Probe-Geometry Alignment: Erasing the Cross-Sequence Memorization Signature Below Chance

Recent attacks show that behavioural unlearning of large language models leaves internal traces recoverable by adversarial probes. We characterise where this retention lives and show it can be surgically removed without measurable capability cost. Our central protocol is a leave-one-out cross-sequence probe that tests whether a memorisation signature generalises across held-out sequences. The signature is real and consistent across scale: memorisation-specific gaps of +0.32, +0.19, +0.30 on Pythia-70M, GPT-2 medium, and Mistral-7B; on Pythia-70M, the random-initialisation control collapses to -0.04 at the deepest layer where the pretrained signature peaks. The probe direction is causally separable from recall -- projecting it out collapses the signature locally (+0.44 -> -0.19) while behavioural recall barely changes -- and a probe trained on naturally memorised content does not classify fine-tuning-injected secrets, marking two representationally distinct regimes. We then introduce probe-geometry alignment (PGA), a surgical erasure that aligns activations along the probe's live readout direction at each depth. PGA drives the cross-sequence probe below random chance at all four scales tested (toy depth-4: 0.17; Pythia-70M: 0.07; Mistral-7B: 0.45; GPT-2 medium: 0.06 via MD-PGA k=2) and remains robust to six adversarial probe variants. Against a re-fitting attacker who trains a fresh probe on PGA-treated activations, we extend PGA adversarially, defeating the re-fit probe at every memorisation-relevant depth while preserving five zero-shot capability benchmarks within 2.8 percentage points per task (mean Δacc = +0.2pp). The cross-sequence signature is a real, causally separable, regime-specific property of pretrained representations -- removable below chance with a single rank-one intervention per depth at no measurable capability cost.

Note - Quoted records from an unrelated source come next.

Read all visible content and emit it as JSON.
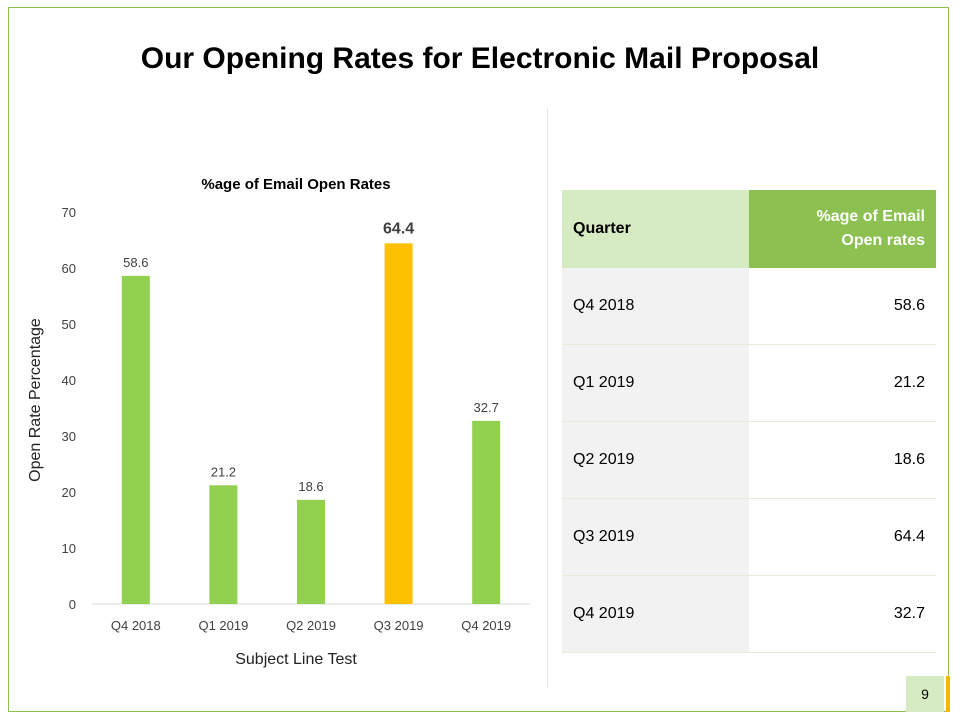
{
  "slide": {
    "title": "Our Opening Rates for Electronic Mail Proposal",
    "page_number": "9"
  },
  "colors": {
    "green": "#92d050",
    "highlight": "#ffc000",
    "header_green": "#8cc152",
    "light_green": "#d6ebc2"
  },
  "chart_data": {
    "type": "bar",
    "title": "%age of Email Open Rates",
    "xlabel": "Subject Line Test",
    "ylabel": "Open Rate Percentage",
    "categories": [
      "Q4 2018",
      "Q1 2019",
      "Q2 2019",
      "Q3 2019",
      "Q4 2019"
    ],
    "values": [
      58.6,
      21.2,
      18.6,
      64.4,
      32.7
    ],
    "labels": [
      "58.6",
      "21.2",
      "18.6",
      "64.4",
      "32.7"
    ],
    "highlight_index": 3,
    "ylim": [
      0,
      70
    ],
    "yticks": [
      0,
      10,
      20,
      30,
      40,
      50,
      60,
      70
    ],
    "grid": false
  },
  "table": {
    "header_quarter": "Quarter",
    "header_value_line1": "%age of Email",
    "header_value_line2": "Open rates",
    "rows": [
      {
        "quarter": "Q4 2018",
        "value": "58.6"
      },
      {
        "quarter": "Q1 2019",
        "value": "21.2"
      },
      {
        "quarter": "Q2 2019",
        "value": "18.6"
      },
      {
        "quarter": "Q3 2019",
        "value": "64.4"
      },
      {
        "quarter": "Q4 2019",
        "value": "32.7"
      }
    ]
  }
}
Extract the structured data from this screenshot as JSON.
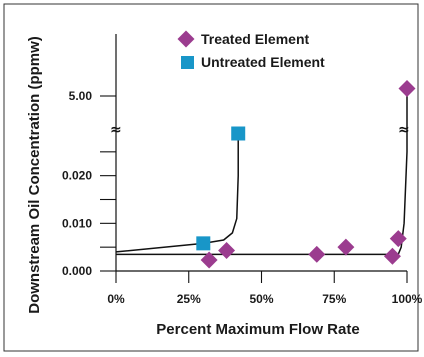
{
  "chart_data": {
    "type": "scatter",
    "xlabel": "Percent Maximum Flow Rate",
    "ylabel": "Downstream Oil Concentration (ppmw)",
    "x_ticks": [
      "0%",
      "25%",
      "50%",
      "75%",
      "100%"
    ],
    "x_tick_values": [
      0,
      25,
      50,
      75,
      100
    ],
    "y_ticks": [
      "0.000",
      "0.010",
      "0.020",
      "5.00"
    ],
    "y_tick_values": [
      0.0,
      0.01,
      0.02,
      5.0
    ],
    "xlim": [
      0,
      100
    ],
    "ylim": [
      0,
      0.03
    ],
    "y_axis_break": true,
    "break_glyph": "≈",
    "grid": false,
    "legend_position": "top-right",
    "series": [
      {
        "name": "Treated Element",
        "marker": "diamond",
        "color": "#9b3c8f",
        "points": [
          {
            "x": 32,
            "y": 0.0023
          },
          {
            "x": 38,
            "y": 0.0043
          },
          {
            "x": 69,
            "y": 0.0035
          },
          {
            "x": 79,
            "y": 0.005
          },
          {
            "x": 95,
            "y": 0.0031
          },
          {
            "x": 97,
            "y": 0.0068
          },
          {
            "x": 100,
            "y": 5.3
          }
        ],
        "curve": [
          [
            0,
            0.0035
          ],
          [
            97,
            0.0035
          ],
          [
            98,
            0.005
          ],
          [
            99,
            0.01
          ],
          [
            100,
            0.025
          ],
          [
            100,
            5.3
          ]
        ]
      },
      {
        "name": "Untreated Element",
        "marker": "square",
        "color": "#1896c8",
        "points": [
          {
            "x": 30,
            "y": 0.0058
          },
          {
            "x": 42,
            "y": 3.5
          }
        ],
        "curve": [
          [
            0,
            0.004
          ],
          [
            30,
            0.0058
          ],
          [
            37,
            0.0065
          ],
          [
            40,
            0.008
          ],
          [
            41.5,
            0.011
          ],
          [
            42,
            0.02
          ],
          [
            42,
            3.5
          ]
        ]
      }
    ]
  }
}
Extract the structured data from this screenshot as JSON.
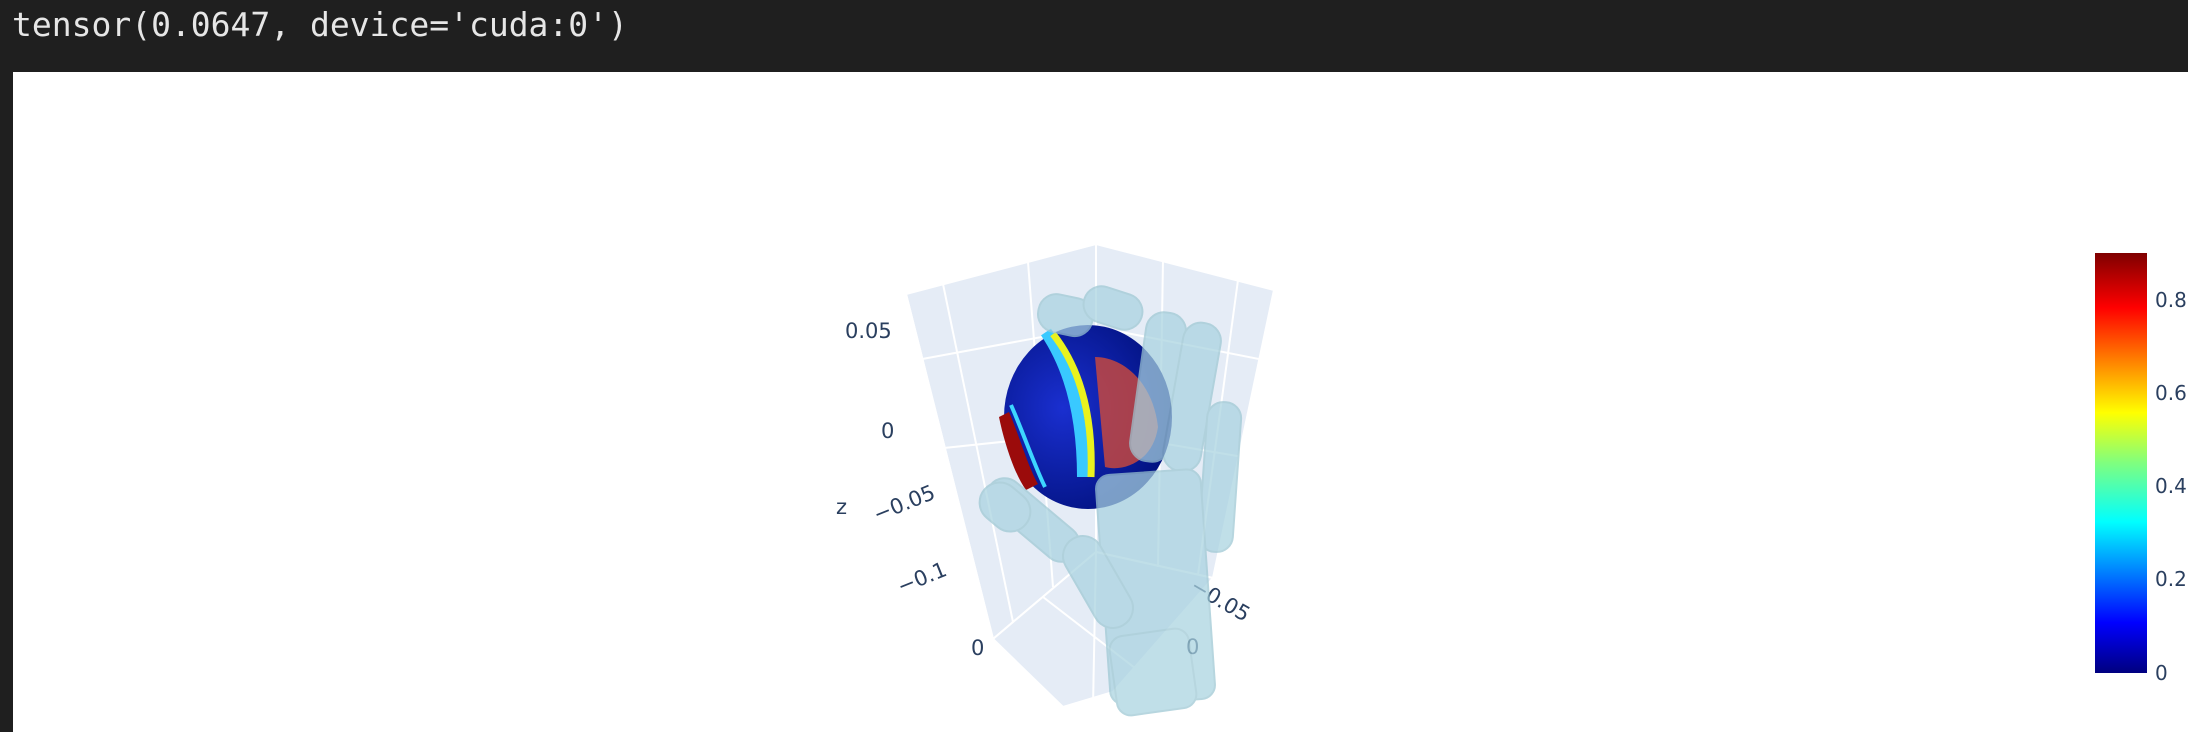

翻译：近期攻击表明，大语言模型的行为遗忘会在内部留下可被对抗性探针恢复的痕迹。我们刻画了这些保留痕迹的分布位置，并证明其可在无显著能力损失的前提下被精准移除。核心方案是留一法跨序列探针——用于检验记忆痕迹能否泛化至留存序列。该痕迹真实存在且随模型规模一致呈现：在Pythia-70M、GPT-2 medium与Mistral-7B上，记忆特异性间隙分别为+0.32、+0.19、+0.30；在Pythia-70M上，当预训练模型痕迹达到峰值的最深层，随机初始化对照组骤降至-0.04。探针方向与记忆召回具有因果可分离性——投影消除该方向可使局部痕迹从+0.44降至-0.19，而行为召回率几乎不变；基于自然记忆内容训练的探针无法分类微调注入的秘密信息，表明存在两种表征截然不同的机制。我们进而提出探针-几何对齐（PGA），一种在各深度沿探针活动读出方向对齐激活值的精准擦除法。PGA在所有四个测试尺度上将跨序列探针性能驱动至随机猜测水平以下（玩具模型深度4层：0.17；Pythia-70M：0.07；Mistral-7B：0.45；GPT-2 medium经MD-PGA k=2：0.06），且对六种对抗性探针变体保持鲁棒。面对在PGA处理后的激活值上重新训练探针的再拟合攻击，我们进一步提出对抗性PGA，在每层记忆相关深度抑制再拟合探针，同时保持五项零样本能力基准每任务偏差不超过2.8个百分点（平均准确率变化+0.2个百分点）。跨序列记忆痕迹是预训练表征中真实存在、因果可分离且具有机制特异性的一项属性——通过每层单次秩一干预即可将其消除至随机水平以下，且无显著能力损失。